Pring, a young man from my village, told me, "The village chief called my father to a meeting. Everyone had to swear before the village ancestors that they would vote for CPP. If they swear, they get paid 10,000 Riel (£1.60).” That might not seem like a lot, but the average annual wage for a rural Cambodian is approximately £90.
Despite threats, Pring estimates that about 50 percent of the people in the village voted for CNRP, including him, his mother and his sister. “Now the village chief is very angry with us,” he told me. “He doesn’t want other people to have communication with us because we voted for another party, so we lost the clients who buy our rice.”

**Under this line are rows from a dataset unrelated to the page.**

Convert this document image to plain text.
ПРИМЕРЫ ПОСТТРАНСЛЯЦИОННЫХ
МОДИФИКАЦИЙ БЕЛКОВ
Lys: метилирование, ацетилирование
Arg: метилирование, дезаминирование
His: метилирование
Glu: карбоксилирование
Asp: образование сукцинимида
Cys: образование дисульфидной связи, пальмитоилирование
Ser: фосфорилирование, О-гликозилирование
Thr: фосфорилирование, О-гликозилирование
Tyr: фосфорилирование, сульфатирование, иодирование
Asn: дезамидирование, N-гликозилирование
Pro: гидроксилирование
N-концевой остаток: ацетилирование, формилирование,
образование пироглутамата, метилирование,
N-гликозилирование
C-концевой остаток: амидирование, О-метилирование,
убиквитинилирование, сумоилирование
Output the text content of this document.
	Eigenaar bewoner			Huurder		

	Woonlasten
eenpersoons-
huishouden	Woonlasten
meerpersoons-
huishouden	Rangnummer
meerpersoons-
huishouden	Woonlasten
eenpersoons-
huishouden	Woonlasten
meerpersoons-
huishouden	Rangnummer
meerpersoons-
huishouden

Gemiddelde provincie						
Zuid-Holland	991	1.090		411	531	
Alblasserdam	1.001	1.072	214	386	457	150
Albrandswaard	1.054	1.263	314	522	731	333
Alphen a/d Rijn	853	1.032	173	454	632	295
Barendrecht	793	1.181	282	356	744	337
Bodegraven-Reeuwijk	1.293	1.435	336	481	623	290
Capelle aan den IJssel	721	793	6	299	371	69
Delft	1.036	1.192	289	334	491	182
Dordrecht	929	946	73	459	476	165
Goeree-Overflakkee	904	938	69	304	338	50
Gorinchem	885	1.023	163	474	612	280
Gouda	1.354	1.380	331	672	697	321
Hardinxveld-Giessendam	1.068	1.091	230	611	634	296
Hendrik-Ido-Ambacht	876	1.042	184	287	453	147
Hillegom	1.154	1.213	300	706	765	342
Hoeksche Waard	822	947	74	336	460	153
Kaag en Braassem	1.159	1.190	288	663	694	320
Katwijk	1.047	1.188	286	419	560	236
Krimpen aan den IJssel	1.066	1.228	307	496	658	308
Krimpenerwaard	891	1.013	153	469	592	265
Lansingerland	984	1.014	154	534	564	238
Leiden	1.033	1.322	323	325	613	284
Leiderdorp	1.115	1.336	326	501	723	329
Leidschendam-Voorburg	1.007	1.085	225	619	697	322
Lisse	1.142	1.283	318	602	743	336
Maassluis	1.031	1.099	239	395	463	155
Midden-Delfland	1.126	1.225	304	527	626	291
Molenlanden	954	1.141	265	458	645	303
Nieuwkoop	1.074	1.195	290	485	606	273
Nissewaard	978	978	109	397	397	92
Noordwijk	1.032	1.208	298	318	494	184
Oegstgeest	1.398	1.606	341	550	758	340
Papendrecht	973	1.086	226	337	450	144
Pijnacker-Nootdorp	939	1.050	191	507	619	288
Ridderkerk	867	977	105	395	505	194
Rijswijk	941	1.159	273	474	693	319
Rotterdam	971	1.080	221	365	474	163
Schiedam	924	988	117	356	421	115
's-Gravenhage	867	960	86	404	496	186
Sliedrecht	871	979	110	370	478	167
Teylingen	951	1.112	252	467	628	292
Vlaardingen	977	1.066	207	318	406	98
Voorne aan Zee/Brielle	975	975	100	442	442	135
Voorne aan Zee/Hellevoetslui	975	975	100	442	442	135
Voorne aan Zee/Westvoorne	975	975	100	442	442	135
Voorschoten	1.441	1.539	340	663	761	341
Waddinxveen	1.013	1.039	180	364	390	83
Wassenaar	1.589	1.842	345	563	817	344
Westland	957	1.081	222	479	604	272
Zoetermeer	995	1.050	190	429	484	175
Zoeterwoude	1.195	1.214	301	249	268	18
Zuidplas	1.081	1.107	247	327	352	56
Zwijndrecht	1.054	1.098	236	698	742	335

Yesterday, the CNRP urged its supporters to be patient and await further instructions. The NEC has begun to release the final vote counts and early signs show that the CPP won by a mere 250,000 votes in a country of 40 million. But given all the allegations of cheating, it’s not looking good for Hun Sen. He has now agreed to participate in an investigation, although whether the UN or any other international observers will be involved is unclear.
The story is far from over. But for now I’m glad to say that my friend Supon avoided jail, most likely because he's related to the local CPP chief. “I think there will be further demonstrations,” he told me on the phone. “People will protest the results of the election and I am afraid the government will use guns.”